Stuck in the 80’s



Há expressões que fazem mais sentido, ou melhor, o sentido é mais intenso, verdadeiro, enfim, parece expressar melhor o que nos vai na alma, um pouco como a palavra saudade…

Serve a mínima introdução para de alguma forma justificar o uso do inglês no título.

Tenho a certeza que os anos 80 foram sem dúvida especiais. A geração que os viveu também… pese embora a falta de factos para confirmar o que digo. Factos, esses que nos deviam trazer ao momento presente uma luz “iluminada” e não uma luz “apagada”, que é sem dúvida aquela em que vivemos.

Mas perdoem-me, não quero afastar-me da razão deste texto, que gostaria que fosse de alguma forma um “louvor” aos anos 80.

Eu iniciei os 80 com o desflorar da minha juventude, a descoberta de ser mulher, as perguntas, as dúvidas, a revolta de uma criança a tornar-se mulher e o choque de sair da inocência para a “impureza”, “malícia”… para o pecado (que nos daria aqui tema para outro texto).
Enfim a rutura entre realidades opostas.
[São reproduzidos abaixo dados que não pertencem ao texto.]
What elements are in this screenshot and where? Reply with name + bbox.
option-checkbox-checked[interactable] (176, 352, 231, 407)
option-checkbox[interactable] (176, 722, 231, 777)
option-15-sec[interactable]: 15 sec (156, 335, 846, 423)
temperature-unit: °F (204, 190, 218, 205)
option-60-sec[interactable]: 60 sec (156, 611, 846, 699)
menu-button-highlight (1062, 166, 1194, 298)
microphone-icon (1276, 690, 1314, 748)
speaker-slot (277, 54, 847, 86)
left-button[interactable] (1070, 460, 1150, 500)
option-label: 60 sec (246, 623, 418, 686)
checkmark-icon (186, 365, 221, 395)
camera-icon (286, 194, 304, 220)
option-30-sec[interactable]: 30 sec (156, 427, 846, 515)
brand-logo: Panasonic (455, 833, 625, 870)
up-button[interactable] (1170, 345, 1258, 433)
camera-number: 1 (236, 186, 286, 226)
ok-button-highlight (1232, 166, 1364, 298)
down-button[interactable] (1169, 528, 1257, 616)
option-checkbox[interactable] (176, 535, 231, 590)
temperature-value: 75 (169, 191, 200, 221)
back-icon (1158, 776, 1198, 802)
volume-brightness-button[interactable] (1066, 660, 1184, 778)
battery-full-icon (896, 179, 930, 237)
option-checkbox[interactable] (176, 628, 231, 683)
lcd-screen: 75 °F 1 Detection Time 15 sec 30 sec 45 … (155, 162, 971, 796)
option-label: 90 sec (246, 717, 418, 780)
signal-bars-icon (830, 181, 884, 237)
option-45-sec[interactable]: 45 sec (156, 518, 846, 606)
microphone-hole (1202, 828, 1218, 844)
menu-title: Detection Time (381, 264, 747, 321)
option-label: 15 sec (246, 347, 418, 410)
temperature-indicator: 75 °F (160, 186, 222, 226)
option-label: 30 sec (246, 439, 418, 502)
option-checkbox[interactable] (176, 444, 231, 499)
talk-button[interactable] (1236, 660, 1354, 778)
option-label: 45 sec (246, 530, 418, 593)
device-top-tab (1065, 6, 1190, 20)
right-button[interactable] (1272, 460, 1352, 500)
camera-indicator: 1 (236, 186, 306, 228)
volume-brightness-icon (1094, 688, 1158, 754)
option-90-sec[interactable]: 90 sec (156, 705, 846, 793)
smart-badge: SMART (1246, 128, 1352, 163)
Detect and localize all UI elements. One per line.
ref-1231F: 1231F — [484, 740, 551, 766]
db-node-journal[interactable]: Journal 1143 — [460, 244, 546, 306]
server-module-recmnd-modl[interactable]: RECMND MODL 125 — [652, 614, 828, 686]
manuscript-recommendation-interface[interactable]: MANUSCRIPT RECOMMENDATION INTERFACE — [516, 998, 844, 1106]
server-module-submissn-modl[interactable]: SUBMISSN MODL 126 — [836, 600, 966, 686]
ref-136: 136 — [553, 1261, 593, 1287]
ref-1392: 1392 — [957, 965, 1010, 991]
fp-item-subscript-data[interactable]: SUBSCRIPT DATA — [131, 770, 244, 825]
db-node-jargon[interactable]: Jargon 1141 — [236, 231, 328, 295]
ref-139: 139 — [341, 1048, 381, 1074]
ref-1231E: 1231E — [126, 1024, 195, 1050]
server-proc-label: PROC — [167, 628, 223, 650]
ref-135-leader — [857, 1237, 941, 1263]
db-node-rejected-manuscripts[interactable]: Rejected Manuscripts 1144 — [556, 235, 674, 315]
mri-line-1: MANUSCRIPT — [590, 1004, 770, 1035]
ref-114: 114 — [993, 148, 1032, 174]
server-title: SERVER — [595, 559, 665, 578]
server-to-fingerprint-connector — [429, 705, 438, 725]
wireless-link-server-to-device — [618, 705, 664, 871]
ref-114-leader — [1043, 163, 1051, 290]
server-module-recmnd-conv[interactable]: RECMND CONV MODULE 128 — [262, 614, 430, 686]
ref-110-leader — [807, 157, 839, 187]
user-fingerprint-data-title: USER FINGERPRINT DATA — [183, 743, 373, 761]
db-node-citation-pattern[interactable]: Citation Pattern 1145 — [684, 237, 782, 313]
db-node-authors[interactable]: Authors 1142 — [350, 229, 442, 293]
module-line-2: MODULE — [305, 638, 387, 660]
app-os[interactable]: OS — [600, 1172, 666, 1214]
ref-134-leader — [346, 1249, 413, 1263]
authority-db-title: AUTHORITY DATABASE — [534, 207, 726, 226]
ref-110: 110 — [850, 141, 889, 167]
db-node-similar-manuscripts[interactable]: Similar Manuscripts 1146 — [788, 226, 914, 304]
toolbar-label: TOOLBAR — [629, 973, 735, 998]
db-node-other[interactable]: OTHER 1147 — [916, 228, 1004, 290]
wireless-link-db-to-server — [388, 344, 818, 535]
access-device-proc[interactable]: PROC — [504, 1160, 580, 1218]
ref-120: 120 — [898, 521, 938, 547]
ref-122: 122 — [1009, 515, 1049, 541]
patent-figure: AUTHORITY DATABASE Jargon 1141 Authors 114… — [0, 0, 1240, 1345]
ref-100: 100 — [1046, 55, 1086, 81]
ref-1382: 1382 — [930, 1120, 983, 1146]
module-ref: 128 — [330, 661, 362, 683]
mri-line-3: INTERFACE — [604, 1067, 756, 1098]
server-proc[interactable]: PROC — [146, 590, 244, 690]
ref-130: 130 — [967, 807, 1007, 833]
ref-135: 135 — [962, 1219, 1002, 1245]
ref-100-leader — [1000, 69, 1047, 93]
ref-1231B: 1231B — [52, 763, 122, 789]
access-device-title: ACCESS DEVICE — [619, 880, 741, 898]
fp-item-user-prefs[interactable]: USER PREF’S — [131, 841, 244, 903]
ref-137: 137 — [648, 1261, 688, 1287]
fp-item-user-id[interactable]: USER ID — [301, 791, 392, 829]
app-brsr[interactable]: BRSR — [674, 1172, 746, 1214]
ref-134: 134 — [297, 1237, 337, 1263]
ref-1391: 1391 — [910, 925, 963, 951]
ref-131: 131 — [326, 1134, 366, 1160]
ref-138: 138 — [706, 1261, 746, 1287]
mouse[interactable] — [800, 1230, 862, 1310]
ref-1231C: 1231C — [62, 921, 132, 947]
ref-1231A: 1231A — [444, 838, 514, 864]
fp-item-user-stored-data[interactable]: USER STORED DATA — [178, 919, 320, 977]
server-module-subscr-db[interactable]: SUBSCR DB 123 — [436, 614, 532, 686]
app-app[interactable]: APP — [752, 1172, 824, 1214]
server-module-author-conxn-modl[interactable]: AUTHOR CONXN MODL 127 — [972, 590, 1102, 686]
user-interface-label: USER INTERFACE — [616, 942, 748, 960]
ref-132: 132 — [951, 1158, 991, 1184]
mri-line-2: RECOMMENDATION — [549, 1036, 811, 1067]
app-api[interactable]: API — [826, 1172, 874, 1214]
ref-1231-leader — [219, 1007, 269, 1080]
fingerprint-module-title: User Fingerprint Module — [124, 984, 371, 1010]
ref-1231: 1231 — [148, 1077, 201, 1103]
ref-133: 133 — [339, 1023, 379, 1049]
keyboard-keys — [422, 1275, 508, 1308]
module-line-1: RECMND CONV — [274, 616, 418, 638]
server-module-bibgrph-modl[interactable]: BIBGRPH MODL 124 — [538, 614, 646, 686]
E então em que me refugiei (eu e outros)? Na música e “movies”.

Lembro-me perfeitamente que a música nessa década expressava quase todos os nossos sentimentos, ideias, ideais, emoções.
Assim quando ouço, Human League que não só os achava fantásticos como em termos visuais desafiavam a “normalidade” , Simple Minds cheios de estilo,  The Pretenders, Queen, Fleetwood  Mac, Simply Red, Spandau Ballet, Duran Duran, A Ha, Eurytmics, Supertramp, Rod Stewart (o meu ídolo em inglês),B-52, Bangles, Boomtown Rats, Culture Club, DEpeche Mode, DExy's Midnight Runners; em português também foi criativo: o maior de todos Rui Veloso, Trabalhadores do Comércio, Jáfumega, Heróis do Mar, UHF, Os Taxi, Os Salada de Fruta, António Variações, Radio Macau, Sitiados, enfim uma lista infindável de músicas  e músicos que me tocaram, marcaram essa década, cresce em mim essa coisa da nostalgia…

Vêm os filmes também: ET, Top Gun, Pretty In Pink, Indiana Jones, Back To The Future, Star Trek, Espaço 1999, O Exterminadador, Desesperadamente Procurando Susana, Poltergeist, Blade Runner, Manequim, Karaté Kid, Die Hard, O último Imperador, Um peixe chamado Vanda, A Testemunha, Mad Max, Acusados, A mosca, Flores de Aço, Against all odds, Império do Sol, enfim tantos, tantos…

E nós a desenvolvermo-nos física e intelectualmente e a absorver tudo, tudo. Que bom esses tempos, ainda tão fora do universo adulto.
Foi uma década fantástica de sonhos, experiências que nos trazem até hoje. E que depressa passou…

Agora o universo está a fazer o seu ciclo de volta e os 80 com novas “roupagens”, atualizações e novas personagens e nós somos os outros, os espetadores e não as personagens. Queremos poder interferir de forma a potenciar o que de melhor tem esse tempo mas não nos é permitido intervir. Estas personagens têm agora que trilhar o seu próprio caminho, realizar as suas próprias aprendizagens, processando, evoluindo e preparando-se para passarem a espetadores.

“Stuck in the 80’s” de alguma forma.